Moral Deliberation in Macbeth

Author(s): Melissa Pullara
Subject(s): History, Middle Ages, Theology and Religion
Published by: Trivent Publishing
Keywords: witch; drama; moral philosophy; religious belief; early modern England
Summary/Abstract: In this chapter, I argue that the Weird Sisters in Macbeth influence him to pursue rational deliberation, a key facet of humanist moral philosophy, wherein people make decisions that serve an individual good rather than a universal morality. I conduct a literary analysis of the play to demonstrate how Shakespeare parallels the witches and Macbeth by highlighting their linguistic similarities and shared propensity for rhetorical, and by extension, psychological manipulation through rationalization.

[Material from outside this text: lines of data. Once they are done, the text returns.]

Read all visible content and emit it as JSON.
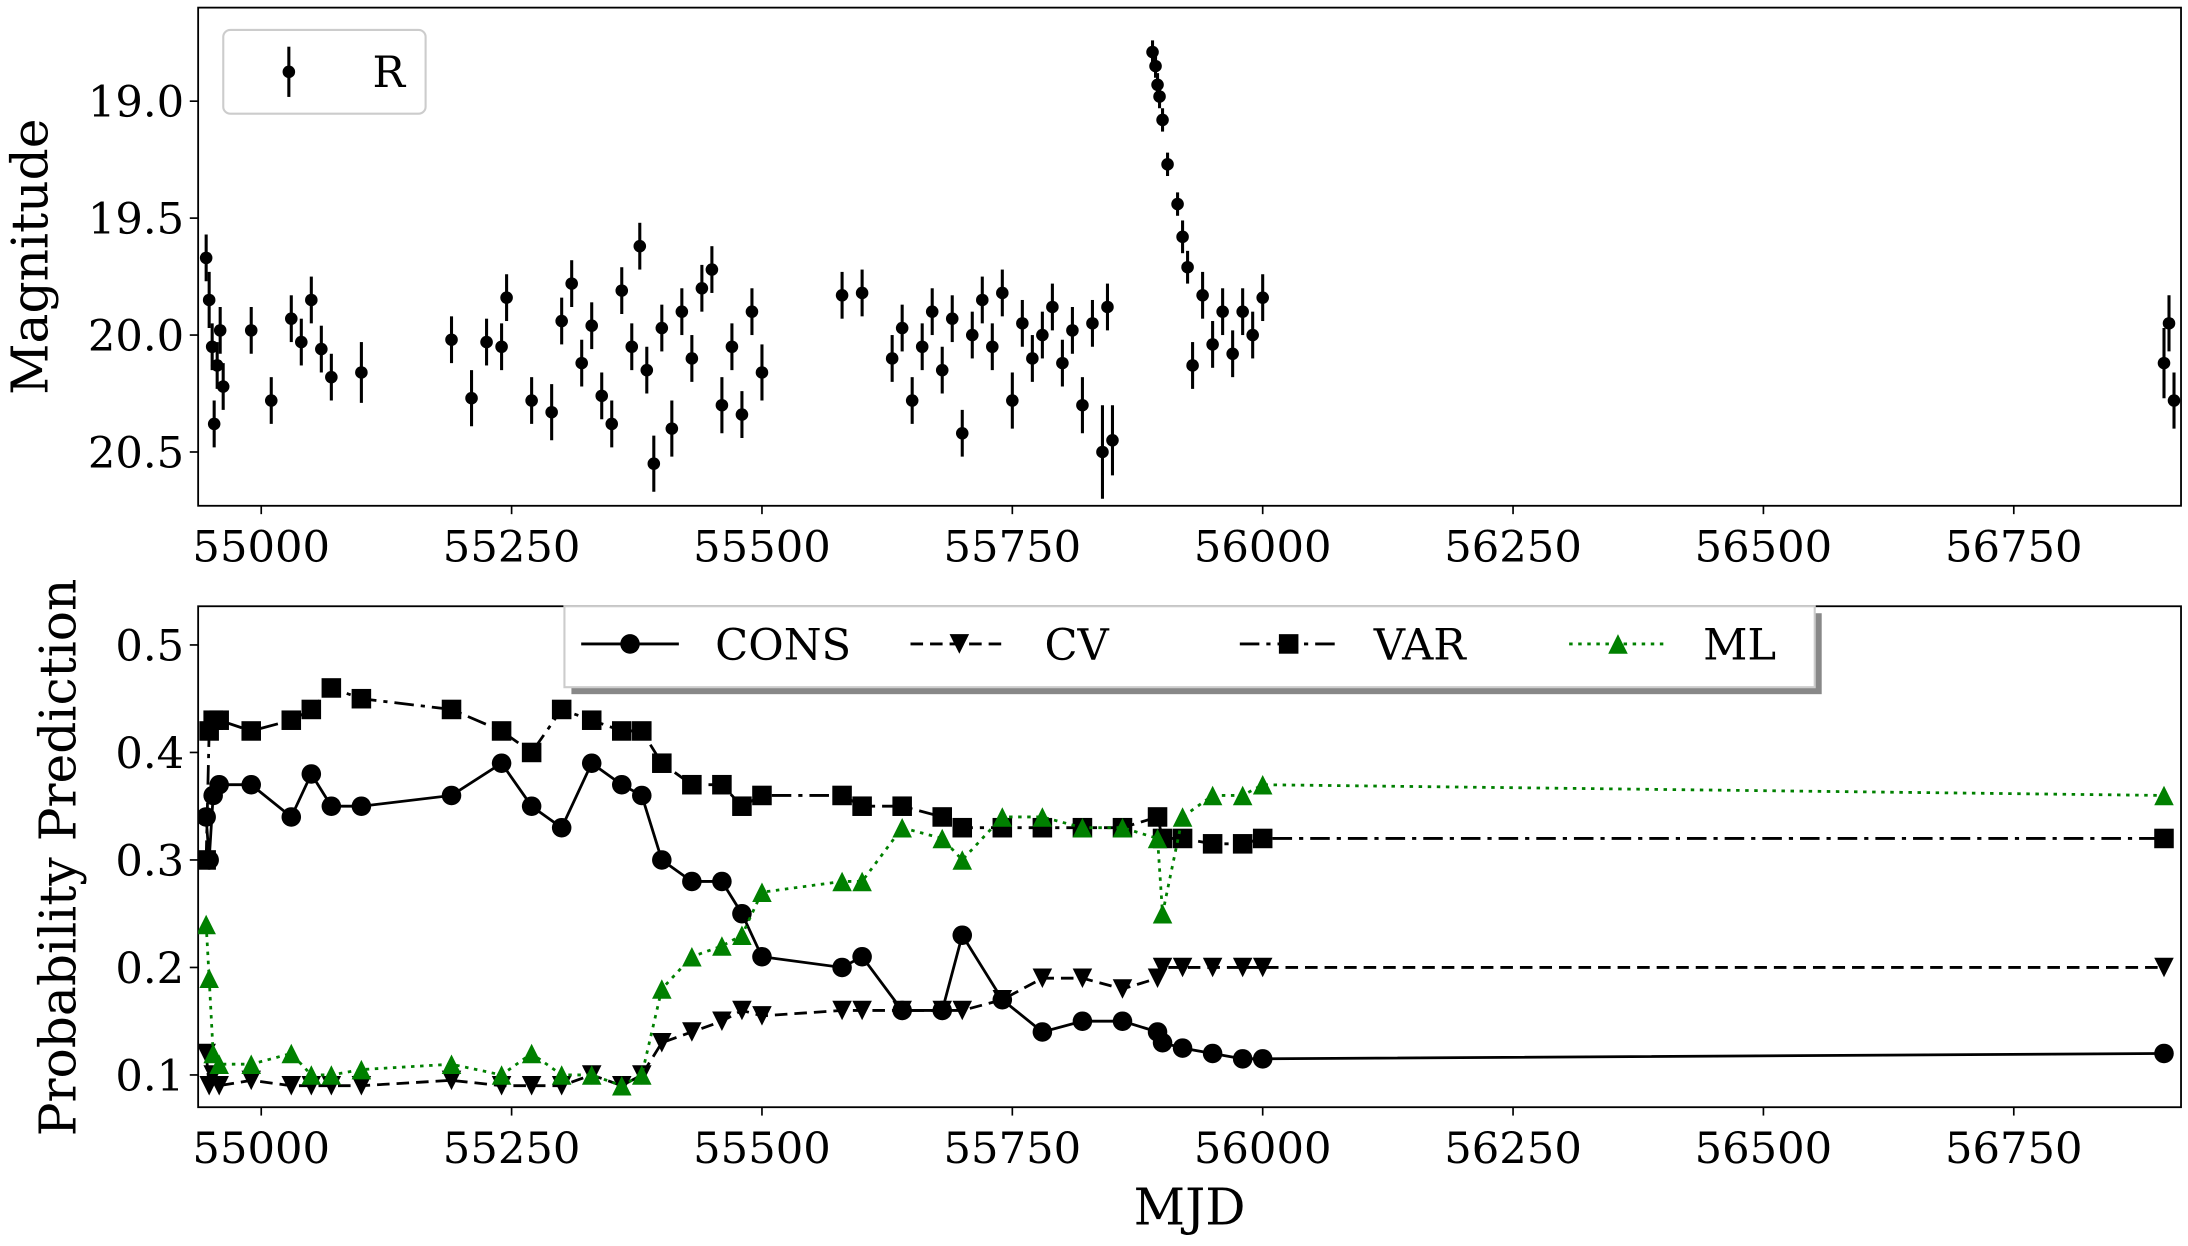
{
  "chart_data": [
    {
      "type": "errorbar",
      "ylabel": "Magnitude",
      "invert_y": true,
      "legend": "upper left",
      "xlim": [
        54937,
        56917
      ],
      "ylim": [
        18.6,
        20.73
      ],
      "xticks": [
        55000,
        55250,
        55500,
        55750,
        56000,
        56250,
        56500,
        56750
      ],
      "yticks": [
        {
          "value": 19,
          "label": "19.0"
        },
        19.5,
        {
          "value": 20,
          "label": "20.0"
        },
        20.5
      ],
      "x": [
        54945,
        54948,
        54951,
        54953,
        54956,
        54959,
        54962,
        54990,
        55010,
        55030,
        55040,
        55050,
        55060,
        55070,
        55100,
        55190,
        55210,
        55225,
        55240,
        55245,
        55270,
        55290,
        55300,
        55310,
        55320,
        55330,
        55340,
        55350,
        55360,
        55370,
        55378,
        55385,
        55392,
        55400,
        55410,
        55420,
        55430,
        55440,
        55450,
        55460,
        55470,
        55480,
        55490,
        55500,
        55580,
        55600,
        55630,
        55640,
        55650,
        55660,
        55670,
        55680,
        55690,
        55700,
        55710,
        55720,
        55730,
        55740,
        55750,
        55760,
        55770,
        55780,
        55790,
        55800,
        55810,
        55820,
        55830,
        55840,
        55845,
        55850,
        55890,
        55893,
        55895,
        55897,
        55900,
        55905,
        55915,
        55920,
        55925,
        55930,
        55940,
        55950,
        55960,
        55970,
        55980,
        55990,
        56000,
        56900,
        56905,
        56910
      ],
      "series": [
        {
          "name": "R",
          "color": "#000000",
          "values": [
            19.67,
            19.85,
            20.05,
            20.38,
            20.13,
            19.98,
            20.22,
            19.98,
            20.28,
            19.93,
            20.03,
            19.85,
            20.06,
            20.18,
            20.16,
            20.02,
            20.27,
            20.03,
            20.05,
            19.84,
            20.28,
            20.33,
            19.94,
            19.78,
            20.12,
            19.96,
            20.26,
            20.38,
            19.81,
            20.05,
            19.62,
            20.15,
            20.55,
            19.97,
            20.4,
            19.9,
            20.1,
            19.8,
            19.72,
            20.3,
            20.05,
            20.34,
            19.9,
            20.16,
            19.83,
            19.82,
            20.1,
            19.97,
            20.28,
            20.05,
            19.9,
            20.15,
            19.93,
            20.42,
            20.0,
            19.85,
            20.05,
            19.82,
            20.28,
            19.95,
            20.1,
            20.0,
            19.88,
            20.12,
            19.98,
            20.3,
            19.95,
            20.5,
            19.88,
            20.45,
            18.79,
            18.85,
            18.93,
            18.98,
            19.08,
            19.27,
            19.44,
            19.58,
            19.71,
            20.13,
            19.83,
            20.04,
            19.9,
            20.08,
            19.9,
            20.0,
            19.84,
            20.12,
            19.95,
            20.28
          ],
          "errors": [
            0.1,
            0.12,
            0.1,
            0.1,
            0.1,
            0.1,
            0.1,
            0.1,
            0.1,
            0.1,
            0.1,
            0.1,
            0.1,
            0.1,
            0.13,
            0.1,
            0.12,
            0.1,
            0.1,
            0.1,
            0.1,
            0.12,
            0.1,
            0.1,
            0.1,
            0.1,
            0.1,
            0.1,
            0.1,
            0.1,
            0.1,
            0.1,
            0.12,
            0.1,
            0.12,
            0.1,
            0.1,
            0.1,
            0.1,
            0.12,
            0.1,
            0.1,
            0.1,
            0.12,
            0.1,
            0.1,
            0.1,
            0.1,
            0.1,
            0.1,
            0.1,
            0.1,
            0.1,
            0.1,
            0.1,
            0.1,
            0.1,
            0.1,
            0.12,
            0.1,
            0.1,
            0.1,
            0.1,
            0.1,
            0.1,
            0.12,
            0.1,
            0.2,
            0.1,
            0.15,
            0.05,
            0.05,
            0.05,
            0.05,
            0.05,
            0.05,
            0.05,
            0.07,
            0.07,
            0.1,
            0.1,
            0.1,
            0.1,
            0.1,
            0.1,
            0.1,
            0.1,
            0.15,
            0.12,
            0.12
          ]
        }
      ]
    },
    {
      "type": "line",
      "xlabel": "MJD",
      "ylabel": "Probability Prediction",
      "legend": "upper center",
      "xlim": [
        54937,
        56917
      ],
      "ylim": [
        0.07,
        0.536
      ],
      "xticks": [
        55000,
        55250,
        55500,
        55750,
        56000,
        56250,
        56500,
        56750
      ],
      "yticks": [
        0.1,
        0.2,
        0.3,
        0.4,
        0.5
      ],
      "x": [
        54945,
        54948,
        54952,
        54958,
        54990,
        55030,
        55050,
        55070,
        55100,
        55190,
        55240,
        55270,
        55300,
        55330,
        55360,
        55380,
        55400,
        55430,
        55460,
        55480,
        55500,
        55580,
        55600,
        55640,
        55680,
        55700,
        55740,
        55780,
        55820,
        55860,
        55895,
        55900,
        55920,
        55950,
        55980,
        56000,
        56900
      ],
      "series": [
        {
          "name": "CONS",
          "color": "#000000",
          "linestyle": "solid",
          "marker": "circle",
          "values": [
            0.34,
            0.3,
            0.36,
            0.37,
            0.37,
            0.34,
            0.38,
            0.35,
            0.35,
            0.36,
            0.39,
            0.35,
            0.33,
            0.39,
            0.37,
            0.36,
            0.3,
            0.28,
            0.28,
            0.25,
            0.21,
            0.2,
            0.21,
            0.16,
            0.16,
            0.23,
            0.17,
            0.14,
            0.15,
            0.15,
            0.14,
            0.13,
            0.125,
            0.12,
            0.115,
            0.115,
            0.12
          ]
        },
        {
          "name": "CV",
          "color": "#000000",
          "linestyle": "dashed",
          "marker": "triangle-down",
          "values": [
            0.12,
            0.09,
            0.1,
            0.09,
            0.095,
            0.09,
            0.09,
            0.09,
            0.09,
            0.095,
            0.09,
            0.09,
            0.09,
            0.1,
            0.09,
            0.1,
            0.13,
            0.14,
            0.15,
            0.16,
            0.155,
            0.16,
            0.16,
            0.16,
            0.16,
            0.16,
            0.17,
            0.19,
            0.19,
            0.18,
            0.19,
            0.2,
            0.2,
            0.2,
            0.2,
            0.2,
            0.2
          ]
        },
        {
          "name": "VAR",
          "color": "#000000",
          "linestyle": "dashdot",
          "marker": "square",
          "values": [
            0.3,
            0.42,
            0.43,
            0.43,
            0.42,
            0.43,
            0.44,
            0.46,
            0.45,
            0.44,
            0.42,
            0.4,
            0.44,
            0.43,
            0.42,
            0.42,
            0.39,
            0.37,
            0.37,
            0.35,
            0.36,
            0.36,
            0.35,
            0.35,
            0.34,
            0.33,
            0.33,
            0.33,
            0.33,
            0.33,
            0.34,
            0.32,
            0.32,
            0.315,
            0.315,
            0.32,
            0.32
          ]
        },
        {
          "name": "ML",
          "color": "#008000",
          "linestyle": "dotted",
          "marker": "triangle-up",
          "values": [
            0.24,
            0.19,
            0.12,
            0.11,
            0.11,
            0.12,
            0.1,
            0.1,
            0.105,
            0.11,
            0.1,
            0.12,
            0.1,
            0.1,
            0.09,
            0.1,
            0.18,
            0.21,
            0.22,
            0.23,
            0.27,
            0.28,
            0.28,
            0.33,
            0.32,
            0.3,
            0.34,
            0.34,
            0.33,
            0.33,
            0.32,
            0.25,
            0.34,
            0.36,
            0.36,
            0.37,
            0.36
          ]
        }
      ]
    }
  ]
}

In so doing, Shakespeare reveals that the potential for the abuse of reason towards individual gain is an innate part of a flawed human nature which people, particularly those who make up larger religious and political institutions, seek to deny by displacing that internal threat onto external forces in an attempt to ignore their own moral fallibilities. I end the chapter with a brief look at Thomas Middleton’s The Witch and Ben Jonson’s Masque of Queens to demonstrate how other early modern English playwrights complicate the relationship between witch and human characters to demonstrate how closely related the two are.